Yesterday, however, Pope Francis waded into one part of this long-standing controversy with the preposterous claim that “the great majority of our sacramental marriages are null” ostensibly because people do not understand what permanence is. As happens so often when amateurs plunge into technical areas that they do not understand, Francis has taken a very narrow but plausible point—namely, that a rise in marriage nullity can be linked to a drop in social commitment to permanence—and so grossly exaggerated it that, not only has he damaged his credibility in this regard, he risks contributing to the very downward spiral of failed marriages he decries by, in effect, telling struggling Christian couples that their efforts to save difficult marriages (i.e., frankly, just about every marriage I’ve ever seen) are effectively doomed given that the great majority of Christian marriages are (allegedly) already null!
As we have seen before during this papacy, some claim the pope’s remarks were “off-the-cuff” (a description belied by the video of his remarks) and the Vatican Press Office offers an Orwellian rewriting of what the pope plainly said (suggesting how severe the backlash is this time), but the bottom line is, I fear, that the pope has now given the “All Is Lost” crowd exactly what they suspected: proof that the Church is distancing itself from Christ’s hard teaching on the permanence of marriage.
May I offer amid this mess two preliminary points and a more important third?
1) Being pope makes Francis the “Legislator” but it does not make him a lawyer.
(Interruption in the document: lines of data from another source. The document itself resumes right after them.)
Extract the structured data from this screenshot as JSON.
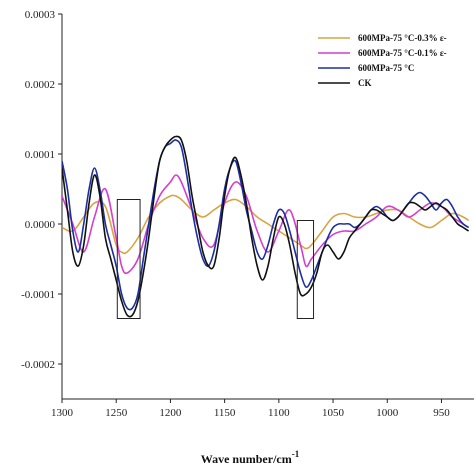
{
  "chart_data": {
    "type": "line",
    "title": "",
    "xlabel": "Wave number/cm",
    "xlabel_superscript": "-1",
    "ylabel": "",
    "xlim": [
      1300,
      920
    ],
    "x_reversed": true,
    "ylim": [
      -0.00025,
      0.0003
    ],
    "x_ticks": [
      1300,
      1250,
      1200,
      1150,
      1100,
      1050,
      1000,
      950
    ],
    "y_ticks": [
      {
        "value": -0.0002,
        "label": "-0.0002"
      },
      {
        "value": -0.0001,
        "label": "-0.0001"
      },
      {
        "value": 0,
        "label": "0.0000"
      },
      {
        "value": 0.0001,
        "label": "0.0001"
      },
      {
        "value": 0.0002,
        "label": "0.0002"
      },
      {
        "value": 0.0003,
        "label": "0.0003"
      }
    ],
    "grid": false,
    "legend_position": "top-right",
    "highlight_boxes": [
      {
        "x_range": [
          1249,
          1228
        ],
        "y_range": [
          -0.000135,
          3.5e-05
        ]
      },
      {
        "x_range": [
          1083,
          1068
        ],
        "y_range": [
          -0.000135,
          5e-06
        ]
      }
    ],
    "series": [
      {
        "name": "600MPa-75 °C-0.3% ε-",
        "color": "#d9a441",
        "x": [
          1300,
          1290,
          1280,
          1270,
          1260,
          1250,
          1245,
          1240,
          1230,
          1220,
          1210,
          1200,
          1195,
          1190,
          1180,
          1170,
          1160,
          1150,
          1140,
          1130,
          1120,
          1110,
          1100,
          1090,
          1080,
          1075,
          1070,
          1060,
          1050,
          1040,
          1030,
          1020,
          1010,
          1000,
          990,
          980,
          970,
          960,
          950,
          940,
          930,
          925
        ],
        "y": [
          -5e-06,
          -1e-05,
          1e-05,
          3e-05,
          2.5e-05,
          -3e-05,
          -4e-05,
          -4e-05,
          -2e-05,
          1e-05,
          3e-05,
          4e-05,
          4e-05,
          3.5e-05,
          2e-05,
          1e-05,
          2e-05,
          3e-05,
          3.5e-05,
          2.5e-05,
          1e-05,
          0.0,
          -1e-05,
          -2e-05,
          -3e-05,
          -3.5e-05,
          -3e-05,
          -1e-05,
          1e-05,
          1.5e-05,
          1e-05,
          1e-05,
          1.5e-05,
          2e-05,
          2e-05,
          1e-05,
          0.0,
          -5e-06,
          5e-06,
          1.5e-05,
          1e-05,
          5e-06
        ]
      },
      {
        "name": "600MPa-75 °C-0.1% ε-",
        "color": "#d43fd0",
        "x": [
          1300,
          1290,
          1280,
          1270,
          1260,
          1250,
          1245,
          1240,
          1230,
          1220,
          1210,
          1200,
          1195,
          1190,
          1180,
          1170,
          1160,
          1150,
          1140,
          1130,
          1120,
          1110,
          1100,
          1090,
          1080,
          1075,
          1070,
          1060,
          1050,
          1040,
          1030,
          1020,
          1010,
          1000,
          990,
          980,
          970,
          960,
          950,
          940,
          930,
          925
        ],
        "y": [
          4e-05,
          0.0,
          -4e-05,
          1e-05,
          5e-05,
          -2e-05,
          -6e-05,
          -7e-05,
          -5e-05,
          0.0,
          4e-05,
          6e-05,
          7e-05,
          6e-05,
          2e-05,
          -2e-05,
          -3e-05,
          3e-05,
          6e-05,
          4e-05,
          -1e-05,
          -4e-05,
          -1e-05,
          2e-05,
          -3e-05,
          -6e-05,
          -5e-05,
          -3e-05,
          -1.5e-05,
          -1e-05,
          -1e-05,
          0.0,
          1e-05,
          2.5e-05,
          2e-05,
          1e-05,
          2e-05,
          3e-05,
          2.5e-05,
          1e-05,
          0.0,
          -5e-06
        ]
      },
      {
        "name": "600MPa-75 °C",
        "color": "#1c2fa0",
        "x": [
          1300,
          1295,
          1290,
          1285,
          1280,
          1275,
          1270,
          1265,
          1260,
          1255,
          1250,
          1245,
          1240,
          1235,
          1230,
          1225,
          1220,
          1215,
          1210,
          1205,
          1200,
          1195,
          1190,
          1185,
          1180,
          1175,
          1170,
          1165,
          1160,
          1155,
          1150,
          1145,
          1140,
          1135,
          1130,
          1125,
          1120,
          1115,
          1110,
          1105,
          1100,
          1095,
          1090,
          1085,
          1080,
          1075,
          1070,
          1065,
          1060,
          1055,
          1050,
          1045,
          1040,
          1035,
          1030,
          1025,
          1020,
          1015,
          1010,
          1005,
          1000,
          995,
          990,
          985,
          980,
          975,
          970,
          965,
          960,
          955,
          950,
          945,
          940,
          935,
          930,
          925
        ],
        "y": [
          9e-05,
          5e-05,
          -1e-05,
          -4e-05,
          0.0,
          5e-05,
          8e-05,
          5e-05,
          0.0,
          -3e-05,
          -6e-05,
          -0.0001,
          -0.00012,
          -0.00012,
          -0.0001,
          -5e-05,
          0.0,
          5e-05,
          9e-05,
          0.00011,
          0.000115,
          0.00012,
          0.00011,
          7e-05,
          2e-05,
          -2e-05,
          -5e-05,
          -6e-05,
          -4e-05,
          0.0,
          5e-05,
          8e-05,
          9e-05,
          6e-05,
          2e-05,
          -1e-05,
          -4e-05,
          -5e-05,
          -3e-05,
          0.0,
          2e-05,
          1.5e-05,
          -1e-05,
          -4e-05,
          -7e-05,
          -9e-05,
          -8e-05,
          -6e-05,
          -4e-05,
          -2e-05,
          -5e-06,
          0.0,
          0.0,
          0.0,
          -5e-06,
          0.0,
          1e-05,
          2e-05,
          2.5e-05,
          2e-05,
          1e-05,
          5e-06,
          1e-05,
          2e-05,
          3e-05,
          4e-05,
          4.5e-05,
          4e-05,
          3e-05,
          2e-05,
          3e-05,
          3.5e-05,
          2.5e-05,
          1e-05,
          0.0,
          -5e-06
        ]
      },
      {
        "name": "CK",
        "color": "#111111",
        "x": [
          1300,
          1295,
          1290,
          1285,
          1280,
          1275,
          1270,
          1265,
          1260,
          1255,
          1250,
          1245,
          1240,
          1235,
          1230,
          1225,
          1220,
          1215,
          1210,
          1205,
          1200,
          1195,
          1190,
          1185,
          1180,
          1175,
          1170,
          1165,
          1160,
          1155,
          1150,
          1145,
          1140,
          1135,
          1130,
          1125,
          1120,
          1115,
          1110,
          1105,
          1100,
          1095,
          1090,
          1085,
          1080,
          1075,
          1070,
          1065,
          1060,
          1055,
          1050,
          1045,
          1040,
          1035,
          1030,
          1025,
          1020,
          1015,
          1010,
          1005,
          1000,
          995,
          990,
          985,
          980,
          975,
          970,
          965,
          960,
          955,
          950,
          945,
          940,
          935,
          930,
          925
        ],
        "y": [
          8e-05,
          2e-05,
          -4e-05,
          -6e-05,
          -3e-05,
          3e-05,
          7e-05,
          4e-05,
          -2e-05,
          -5e-05,
          -8e-05,
          -0.00011,
          -0.00013,
          -0.00013,
          -0.00011,
          -7e-05,
          -2e-05,
          4e-05,
          9e-05,
          0.00011,
          0.00012,
          0.000125,
          0.00012,
          9e-05,
          4e-05,
          0.0,
          -4e-05,
          -6e-05,
          -6e-05,
          -2e-05,
          4e-05,
          8e-05,
          9.5e-05,
          7e-05,
          3e-05,
          -2e-05,
          -6e-05,
          -8e-05,
          -6e-05,
          -2e-05,
          1e-05,
          0.0,
          -3e-05,
          -7e-05,
          -0.0001,
          -0.0001,
          -9e-05,
          -7e-05,
          -4e-05,
          -3e-05,
          -4e-05,
          -5e-05,
          -4e-05,
          -2e-05,
          -1e-05,
          0.0,
          1e-05,
          2e-05,
          2e-05,
          1.5e-05,
          1e-05,
          5e-06,
          1e-05,
          2e-05,
          3e-05,
          3e-05,
          2.5e-05,
          2e-05,
          2.5e-05,
          3e-05,
          2.5e-05,
          2e-05,
          1e-05,
          0.0,
          -5e-06,
          -1e-05
        ]
      }
    ]
  }
}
Francis apparently has no training in canon law beyond whatever seminary courses he took some 60 years ago. He does not like law or lawyers and shows little awareness of the positive role that law plays in the life of any society including that of the Catholic Church. His opinions about what does or does not constitute technical things like matrimonial ‘validity’ or ‘nullity’ simply cannot be taken at face value.
2) Francis shows little understanding of how tribunals actually go about their difficult and largely thankless mission and he has apparently never experienced a functional tribunal system. Those of us who have experienced functional tribunals do not understand the mean descriptions of tribunal operations and personnel that Francis regularly offers.
Now, about that “middle term”.
3) Setting aside the bleak anthropological and theological assumptions that must underlie the claim that “the great majority” of Christian adults have failed to enter the state in life that all of them are suited for by nature and that baptized persons are especially equipped for by sacramental grace, Francis’ point that a general lessening of appreciation of ‘permanence’ is negatively impacting marriage would be generally accepted by qualified observers. But his suggestion that people’s ignorance of “permanence” (assuming that ignorance can be shown to exist on the massive scale that Francis opines, and for many reasons it cannot be), would, even if true, still fail to prove his claim of rampant marriage nullity because it skips the vital middle term of the pro-nullity argument: very briefly, ignorance and/or error about something like ‘permanence’ does not nullify marriage unless it sufficiently damages an individual’s will to enter marriage. That claim, folks, while possible to prove in specific cases, requires a demanding inquiry by persons who know and respect marriage doctrine and law, and hardly constitutes the stuff of which sweeping pronouncements about pan-Christian marriage collapse can be made. In short, even if Francis is right about growing, society-wide deficits in understanding about ‘permanence’, he is wrong to suggest that such deficits routinely (nay, he holds, in the great majority of marriages!) result in marriage nullity.
In 1988, Pope St. John Paul II, reflecting a great tradition on this point, commented in his address to the Roman Rota that the Church understands that most people enter marriage with some psychological, emotional, and formational deficits in play; nevertheless they marry confident of the validity of their marriage (even if they don’t know that technical term). Married couples, especially Christian married couples, may be sure that Christ understands their difficulties and they should presume about their marriage, even in troubled times, what the Church presumes about their marriage: that it is valid, grace-laden, and fulfilling.